Wāṇa or Wanna (واڼه /ps/; /ur/) is the largest town in the South Waziristan District of the Khyber Pakhtunkhwa province of Pakistan. Wana had been the summer headquarters for the administration of South Waziristan Agency, while the city of Tank located in the neighbouring Tank District had been the winter headquarters of the agency.

The town of Wana is also the headquarters of Wana Tehsil which is one of the three subdivisions of South Waziristan along with Ladha and Sarwakai.

==History==
===Colonial history===
During the British Empire, beginning in the late 19th century, the British established a cantonment on the Wanna Plain which was used as a headquarters by the British forces in South Waziristan till the partition of India in 1947. During their rule, the Pashtun tribes of Waziristan - part of the Karlanri Tribal Confederation - gave the British much headache. In fact, the British, known then as the 'foreigners' , had to deal with a full-fledged insurgency in Waziristan in the 1930s.
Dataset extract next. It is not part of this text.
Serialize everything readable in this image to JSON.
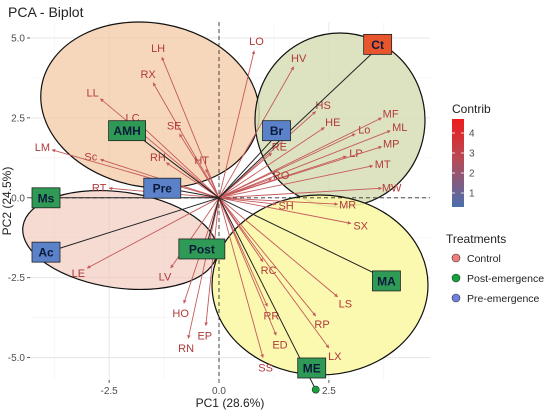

At one point during the 1930s, the British had up to 18,000 troops in and around Waziristan, with Wanna being used as the forward headquarters and airbase.

===Post-Independence===
During 1989, the city underwent a striking increase in Malaria with a village Azam Warsak suffering the most.

===Wanna in the war on terror===

Wanna has been involved in the war on terror due to the Al-Qaeda members affiliated with the Taliban-aligned Ahmadzai Waziris of the Wanna Plain. The Pakistan Armed forces have conducted several armed operations against these Al-Qaeda members since August 2003 off and on with limited success. Perhaps the town's most violent incident in the war on terror was the Battle of Wanna which took place in March 2004 and included fighters from the Pakistani Army against Al-Qaeda and Taliban forces. More than 100 armed personnel were killed during the week of the fighting.

==Ethnic background of inhabitants==
Inhabitants of Wanna are Muslim Pashtuns, primarily Ahmedzai Waziris from the Wazir tribe but other Pashtun tribes such as Mahsud and Bettani also live in the surroundings of Wanna.